Why it pairs with the Smiths
The Smiths line says strength is required for gentleness. Jung's line says where that strength comes from. You don't get to be reliably gentle by avoiding everything inside you that isn't gentle. You get there by going down, looking, and coming back up with the knowledge of what you are capable of and a chosen relationship to it.
A person who has never confronted their own capacity for cruelty cannot be trusted to be kind under pressure — they have never been tested, only sheltered. A person who has been down there and chooses kindness anyway is operating from a different place. That is the strength the Smiths line points at, and Jung's line is its mechanism.
3. "The world breaks everyone and afterward many are strong at the broken places."
— Ernest Hemingway, A Farewell to Arms (1929)
The full passage
The famous quote is usually clipped. The full sentence in A Farewell to Arms (Chapter 34) is much harder than the fridge-magnet version:
The world breaks every one and afterward many are strong at the broken places. But those that will not break it kills. It kills the very good and the very gentle and the very brave impartially. If you are none of these you can be sure it will kill you too but there will be no special hurry.

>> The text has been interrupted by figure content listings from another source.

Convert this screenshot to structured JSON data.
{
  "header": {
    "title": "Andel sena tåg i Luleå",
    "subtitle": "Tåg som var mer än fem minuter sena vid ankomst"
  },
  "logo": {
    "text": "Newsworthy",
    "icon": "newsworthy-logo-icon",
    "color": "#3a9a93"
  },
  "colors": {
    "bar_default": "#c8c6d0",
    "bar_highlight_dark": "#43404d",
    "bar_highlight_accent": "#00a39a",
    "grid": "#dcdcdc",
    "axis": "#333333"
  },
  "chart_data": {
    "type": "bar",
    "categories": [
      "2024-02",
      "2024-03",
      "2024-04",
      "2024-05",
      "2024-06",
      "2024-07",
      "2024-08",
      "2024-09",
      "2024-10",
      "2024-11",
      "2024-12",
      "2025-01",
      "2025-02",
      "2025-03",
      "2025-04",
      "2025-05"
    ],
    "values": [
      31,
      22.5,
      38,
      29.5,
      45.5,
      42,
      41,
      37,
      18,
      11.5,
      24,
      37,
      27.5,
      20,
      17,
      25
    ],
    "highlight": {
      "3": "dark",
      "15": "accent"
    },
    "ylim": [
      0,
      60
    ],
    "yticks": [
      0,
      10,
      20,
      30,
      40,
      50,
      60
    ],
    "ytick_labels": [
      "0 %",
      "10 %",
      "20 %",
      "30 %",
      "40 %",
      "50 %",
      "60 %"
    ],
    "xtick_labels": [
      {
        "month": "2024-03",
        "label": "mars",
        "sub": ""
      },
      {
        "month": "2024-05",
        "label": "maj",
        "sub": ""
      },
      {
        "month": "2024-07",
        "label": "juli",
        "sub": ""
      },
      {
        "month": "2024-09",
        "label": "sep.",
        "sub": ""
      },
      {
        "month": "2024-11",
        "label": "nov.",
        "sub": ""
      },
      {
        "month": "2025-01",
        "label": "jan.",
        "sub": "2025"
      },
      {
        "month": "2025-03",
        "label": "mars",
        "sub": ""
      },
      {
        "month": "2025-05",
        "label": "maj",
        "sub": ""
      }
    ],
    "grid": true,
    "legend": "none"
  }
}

That second half is almost always cut. The full line is a refusal of two consolations at once:
- The version that says suffering ennobles — Hemingway breaks that by pointing out that the world kills the very good, the very gentle, and the very brave. Goodness is not protective. Often it is the target.
- The version that says the strong survive — he breaks that too. Survival is not virtue. The mediocre, who refuse to break and refuse to be remarkable, are killed too — just slower, with no special hurry.

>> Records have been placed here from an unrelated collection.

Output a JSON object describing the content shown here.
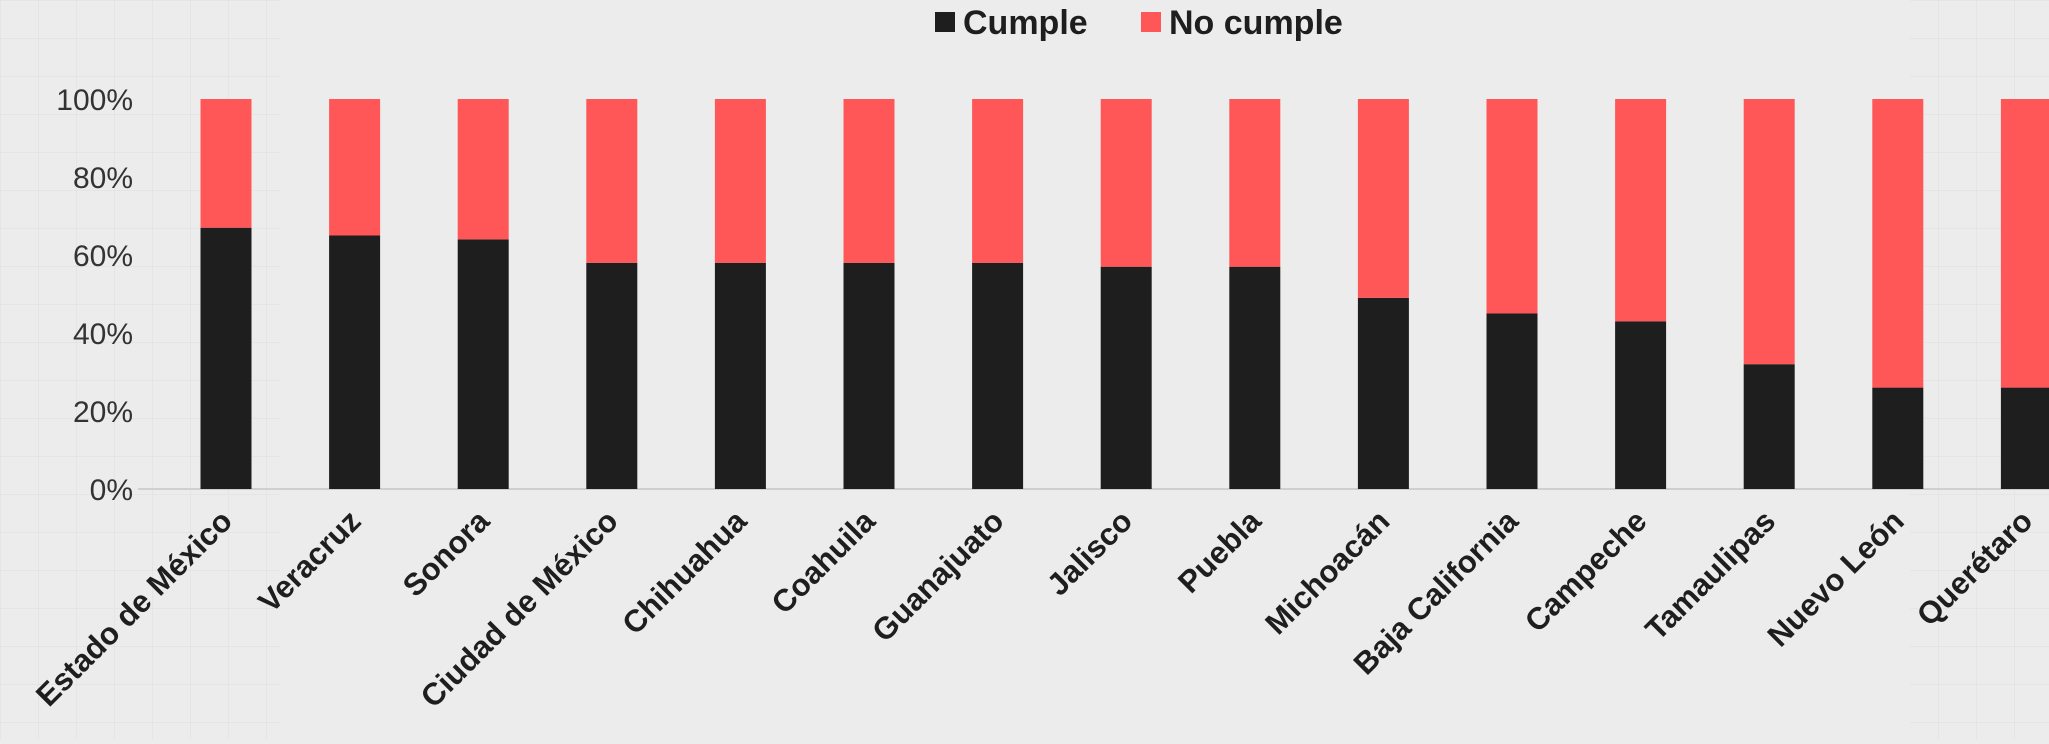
{
  "chart_data": {
    "type": "bar",
    "stacked": true,
    "categories": [
      "Estado de México",
      "Veracruz",
      "Sonora",
      "Ciudad de México",
      "Chihuahua",
      "Coahuila",
      "Guanajuato",
      "Jalisco",
      "Puebla",
      "Michoacán",
      "Baja California",
      "Campeche",
      "Tamaulipas",
      "Nuevo León",
      "Querétaro"
    ],
    "series": [
      {
        "name": "Cumple",
        "color": "#1e1e1e",
        "values": [
          67,
          65,
          64,
          58,
          58,
          58,
          58,
          57,
          57,
          49,
          45,
          43,
          32,
          26,
          26
        ]
      },
      {
        "name": "No cumple",
        "color": "#ff5757",
        "values": [
          33,
          35,
          36,
          42,
          42,
          42,
          42,
          43,
          43,
          51,
          55,
          57,
          68,
          74,
          74
        ]
      }
    ],
    "y_ticks": [
      "0%",
      "20%",
      "40%",
      "60%",
      "80%",
      "100%"
    ],
    "ylim": [
      0,
      100
    ],
    "grid": false,
    "legend_position": "top-center",
    "title": "",
    "xlabel": "",
    "ylabel": ""
  }
}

What the quote actually says
Read in full, Hemingway is making a specific, unsentimental claim: damage is universal; repair is partial and not guaranteed; some people heal stronger at the broken places; many do not. The line is not optimistic. It is descriptive.
It pairs with the other two because it grounds them. The Smiths' "strength to be gentle" and Jung's "roots in hell" both presuppose that there is something to descend into, something to be tested by. Hemingway names that something: the world breaks everyone. Not as punishment, not as a lesson. As weather.
The strength at the broken places is the same strength the Smiths are pointing at. It is not abstract toughness; it is what is left when something has been broken and chosen, somehow, to set itself in a way that holds weight again. Bone calluses where it has been fractured. The repair is sometimes denser than the original.
But — and this is Hemingway's whole point — sometimes it is not. Sometimes the break is just the break. He refuses to promise that suffering produces strength. He only says that many are strong at the broken places. The rest are just broken.
Read together
Each line, alone, is too easy. Together they form a full picture:
- Hemingway: Damage is universal. There is no opting out. The kindest, gentlest, bravest people are killed first, and the rest are killed too, eventually, slower.
- Jung: Given that, the only way to grow tall — to be capable of anything load-bearing — is to descend into the parts of yourself that the damage exposes, instead of paving over them.
- The Smiths: And the test of whether the descent did any work is whether, under pressure, you can still choose to be gentle and kind. That choice is the visible top of the tree. The capacity for it is the underground part nobody else sees.
It is the same argument three times. The world hurts you, you go look at what it broke open, and the strength is what you carry out of there and spend on other people.